I'll take a C63 S saloon please...:argie:


----------



## Focusaddict (May 31, 2010)

That blue is F***G YUMMY!! Saloon for me too.


----------



## m4rkymark (Aug 17, 2014)

I think it looks very like the CLA, similar body shape, same grille etc.


----------



## chongo (Jun 7, 2014)

I think I will stick with my 09 c63white, but might change my mind when I see one!,,,


----------



## Ross (Apr 25, 2007)

looks brilliant


----------



## Ducky (Mar 19, 2007)

Nice, but I think the older design looked meaner!


----------



## WhiteRoc_170 (Jan 31, 2013)

Brillant looking car. If only I could win the lotto


----------



## chongo (Jun 7, 2014)

Ducky said:


> Nice, but I think the older design looked meaner!

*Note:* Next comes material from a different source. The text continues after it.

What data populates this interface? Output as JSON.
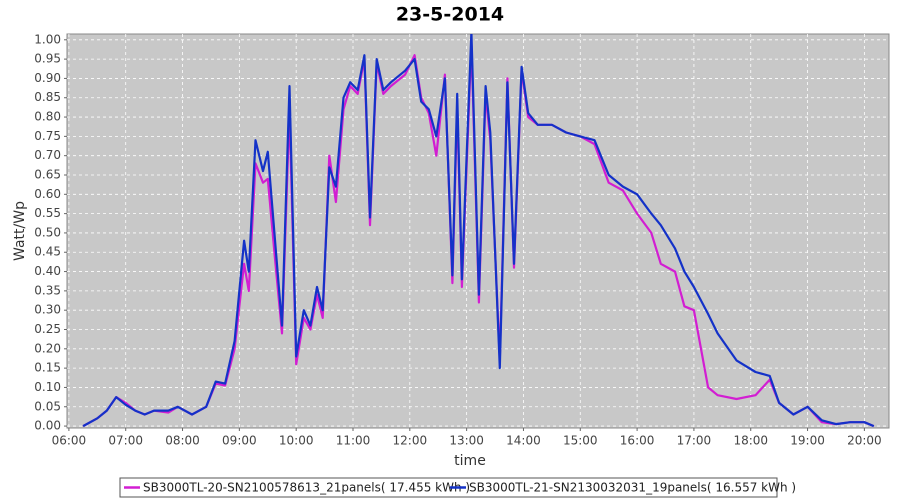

It's a classic now.:driver:


----------



## WP-UK (Apr 24, 2011)

Ducky said:


> Nice, but I think the older design looked meaner!


I agree with you on that.

Still beautiful, would be estate for me, I'm not keen on the rear lights of the saloon.


----------



## 20vKarlos (Aug 8, 2009)

I will show the Mrs this estate in the Morning!!! That is a B-E-A-U-T-Y!!!


----------



## hobbs182 (Jul 10, 2013)

Very nice, although prefer the old rear end


----------



## T.C (Sep 1, 2014)

A friend has just taken delivery of a white amg sport and it looks incredible. As soon as I saw it I thought, if mercedez do a 63 amg version it would be epic! 

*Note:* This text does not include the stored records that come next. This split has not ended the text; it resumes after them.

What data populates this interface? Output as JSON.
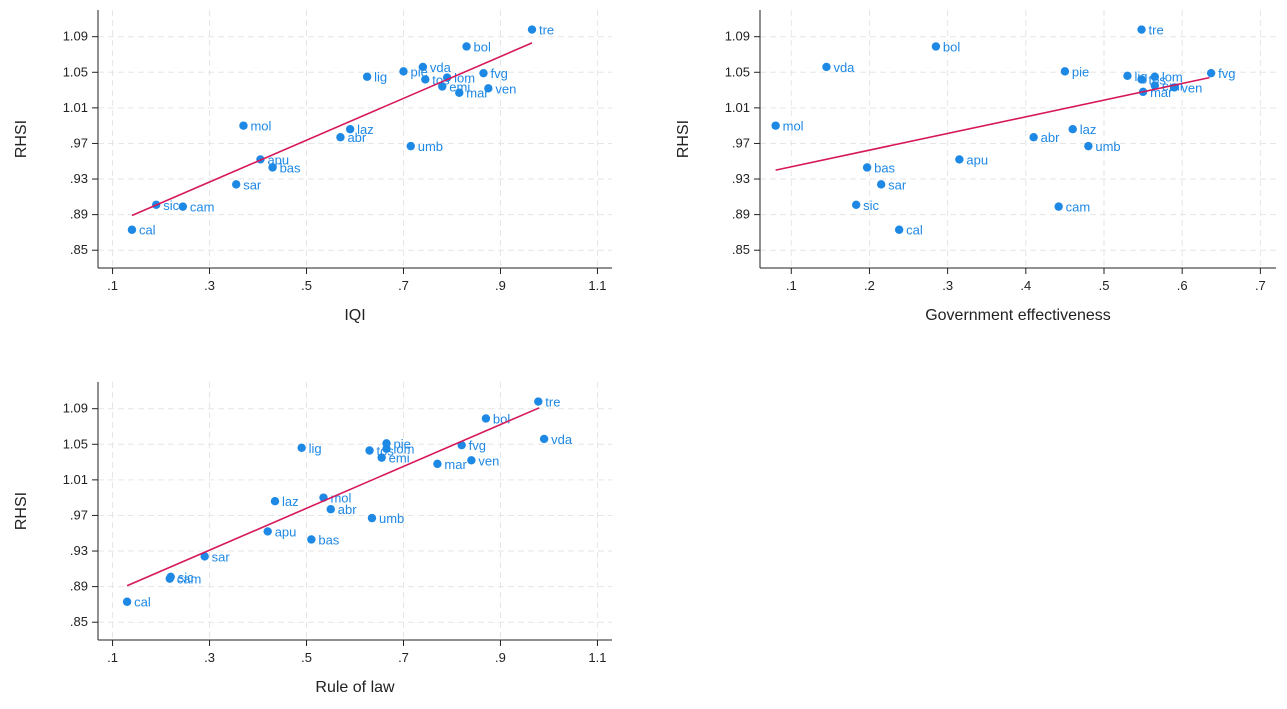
{
  "styles": {
    "point_color": "#1e88e5",
    "fit_color": "#d6185a",
    "grid_color": "#e6e6e6",
    "axis_color": "#222222"
  },
  "chart_data": [
    {
      "type": "scatter",
      "xlabel": "IQI",
      "ylabel": "RHSI",
      "xticks": [
        ".1",
        ".3",
        ".5",
        ".7",
        ".9",
        "1.1"
      ],
      "xtick_values": [
        0.1,
        0.3,
        0.5,
        0.7,
        0.9,
        1.1
      ],
      "yticks": [
        ".85",
        ".89",
        ".93",
        ".97",
        "1.01",
        "1.05",
        "1.09"
      ],
      "ytick_values": [
        0.85,
        0.89,
        0.93,
        0.97,
        1.01,
        1.05,
        1.09
      ],
      "xlim": [
        0.07,
        1.13
      ],
      "ylim": [
        0.83,
        1.12
      ],
      "grid": true,
      "fit_line": [
        [
          0.14,
          0.889
        ],
        [
          0.965,
          1.083
        ]
      ],
      "points": [
        {
          "label": "tre",
          "x": 0.965,
          "y": 1.098
        },
        {
          "label": "bol",
          "x": 0.83,
          "y": 1.079
        },
        {
          "label": "vda",
          "x": 0.74,
          "y": 1.056
        },
        {
          "label": "pie",
          "x": 0.7,
          "y": 1.051
        },
        {
          "label": "fvg",
          "x": 0.865,
          "y": 1.049
        },
        {
          "label": "lig",
          "x": 0.625,
          "y": 1.045
        },
        {
          "label": "tos",
          "x": 0.745,
          "y": 1.042
        },
        {
          "label": "lom",
          "x": 0.79,
          "y": 1.044
        },
        {
          "label": "emi",
          "x": 0.78,
          "y": 1.034
        },
        {
          "label": "ven",
          "x": 0.875,
          "y": 1.032
        },
        {
          "label": "mar",
          "x": 0.815,
          "y": 1.027
        },
        {
          "label": "mol",
          "x": 0.37,
          "y": 0.99
        },
        {
          "label": "laz",
          "x": 0.59,
          "y": 0.986
        },
        {
          "label": "abr",
          "x": 0.57,
          "y": 0.977
        },
        {
          "label": "umb",
          "x": 0.715,
          "y": 0.967
        },
        {
          "label": "apu",
          "x": 0.405,
          "y": 0.952
        },
        {
          "label": "bas",
          "x": 0.43,
          "y": 0.943
        },
        {
          "label": "sar",
          "x": 0.355,
          "y": 0.924
        },
        {
          "label": "sic",
          "x": 0.19,
          "y": 0.901
        },
        {
          "label": "cam",
          "x": 0.245,
          "y": 0.899
        },
        {
          "label": "cal",
          "x": 0.14,
          "y": 0.873
        }
      ]
    },
    {
      "type": "scatter",
      "xlabel": "Government effectiveness",
      "ylabel": "RHSI",
      "xticks": [
        ".1",
        ".2",
        ".3",
        ".4",
        ".5",
        ".6",
        ".7"
      ],
      "xtick_values": [
        0.1,
        0.2,
        0.3,
        0.4,
        0.5,
        0.6,
        0.7
      ],
      "yticks": [
        ".85",
        ".89",
        ".93",
        ".97",
        "1.01",
        "1.05",
        "1.09"
      ],
      "ytick_values": [
        0.85,
        0.89,
        0.93,
        0.97,
        1.01,
        1.05,
        1.09
      ],
      "xlim": [
        0.06,
        0.72
      ],
      "ylim": [
        0.83,
        1.12
      ],
      "grid": true,
      "fit_line": [
        [
          0.08,
          0.94
        ],
        [
          0.635,
          1.044
        ]
      ],
      "points": [
        {
          "label": "tre",
          "x": 0.548,
          "y": 1.098
        },
        {
          "label": "bol",
          "x": 0.285,
          "y": 1.079
        },
        {
          "label": "vda",
          "x": 0.145,
          "y": 1.056
        },
        {
          "label": "pie",
          "x": 0.45,
          "y": 1.051
        },
        {
          "label": "fvg",
          "x": 0.637,
          "y": 1.049
        },
        {
          "label": "lig",
          "x": 0.53,
          "y": 1.046
        },
        {
          "label": "tos",
          "x": 0.548,
          "y": 1.042
        },
        {
          "label": "lom",
          "x": 0.565,
          "y": 1.045
        },
        {
          "label": "emi",
          "x": 0.565,
          "y": 1.035
        },
        {
          "label": "ven",
          "x": 0.59,
          "y": 1.033
        },
        {
          "label": "mar",
          "x": 0.55,
          "y": 1.028
        },
        {
          "label": "mol",
          "x": 0.08,
          "y": 0.99
        },
        {
          "label": "laz",
          "x": 0.46,
          "y": 0.986
        },
        {
          "label": "abr",
          "x": 0.41,
          "y": 0.977
        },
        {
          "label": "umb",
          "x": 0.48,
          "y": 0.967
        },
        {
          "label": "apu",
          "x": 0.315,
          "y": 0.952
        },
        {
          "label": "bas",
          "x": 0.197,
          "y": 0.943
        },
        {
          "label": "sar",
          "x": 0.215,
          "y": 0.924
        },
        {
          "label": "sic",
          "x": 0.183,
          "y": 0.901
        },
        {
          "label": "cam",
          "x": 0.442,
          "y": 0.899
        },
        {
          "label": "cal",
          "x": 0.238,
          "y": 0.873
        }
      ]
    },
    {
      "type": "scatter",
      "xlabel": "Rule of law",
      "ylabel": "RHSI",
      "xticks": [
        ".1",
        ".3",
        ".5",
        ".7",
        ".9",
        "1.1"
      ],
      "xtick_values": [
        0.1,
        0.3,
        0.5,
        0.7,
        0.9,
        1.1
      ],
      "yticks": [
        ".85",
        ".89",
        ".93",
        ".97",
        "1.01",
        "1.05",
        "1.09"
      ],
      "ytick_values": [
        0.85,
        0.89,
        0.93,
        0.97,
        1.01,
        1.05,
        1.09
      ],
      "xlim": [
        0.07,
        1.13
      ],
      "ylim": [
        0.83,
        1.12
      ],
      "grid": true,
      "fit_line": [
        [
          0.13,
          0.891
        ],
        [
          0.98,
          1.091
        ]
      ],
      "points": [
        {
          "label": "tre",
          "x": 0.978,
          "y": 1.098
        },
        {
          "label": "bol",
          "x": 0.87,
          "y": 1.079
        },
        {
          "label": "vda",
          "x": 0.99,
          "y": 1.056
        },
        {
          "label": "pie",
          "x": 0.665,
          "y": 1.051
        },
        {
          "label": "fvg",
          "x": 0.82,
          "y": 1.049
        },
        {
          "label": "lig",
          "x": 0.49,
          "y": 1.046
        },
        {
          "label": "tos",
          "x": 0.63,
          "y": 1.043
        },
        {
          "label": "lom",
          "x": 0.665,
          "y": 1.045
        },
        {
          "label": "emi",
          "x": 0.655,
          "y": 1.035
        },
        {
          "label": "ven",
          "x": 0.84,
          "y": 1.032
        },
        {
          "label": "mar",
          "x": 0.77,
          "y": 1.028
        },
        {
          "label": "mol",
          "x": 0.535,
          "y": 0.99
        },
        {
          "label": "laz",
          "x": 0.435,
          "y": 0.986
        },
        {
          "label": "abr",
          "x": 0.55,
          "y": 0.977
        },
        {
          "label": "umb",
          "x": 0.635,
          "y": 0.967
        },
        {
          "label": "apu",
          "x": 0.42,
          "y": 0.952
        },
        {
          "label": "bas",
          "x": 0.51,
          "y": 0.943
        },
        {
          "label": "sar",
          "x": 0.29,
          "y": 0.924
        },
        {
          "label": "sic",
          "x": 0.22,
          "y": 0.901
        },
        {
          "label": "cam",
          "x": 0.218,
          "y": 0.899
        },
        {
          "label": "cal",
          "x": 0.13,
          "y": 0.873
        }
      ]
    }
  ]
}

And it does. All I need now is for the 6 numbers to come in!


----------



## simonharris (Jul 16, 2014)

The real question is will it sound as good as the exiting model?


----------



## 123quackers (Jan 29, 2009)

Very good looking car plus 4.0 bi turbo but winter coming so the C7 RS6 MTM is tops for me plus 720hp 850nm the Mercedes is still lacking In some areas 

Numbers up RS6 all the way:argie: IMO


----------



## Nicalumisa (May 13, 2014)

That blue estate looks gorgeous !! 

Wonder if it will sound anywhere near as awesome as the old model !


----------



## scoobyboy1 (Aug 28, 2006)

I'll take a saloon in black please!!!:thumb:


----------



## Jurgh (Oct 27, 2014)

Ow the saloon is looking nice! I just did this one last week! Put it in Gyeon Prime and Cure. Love the shine!


----------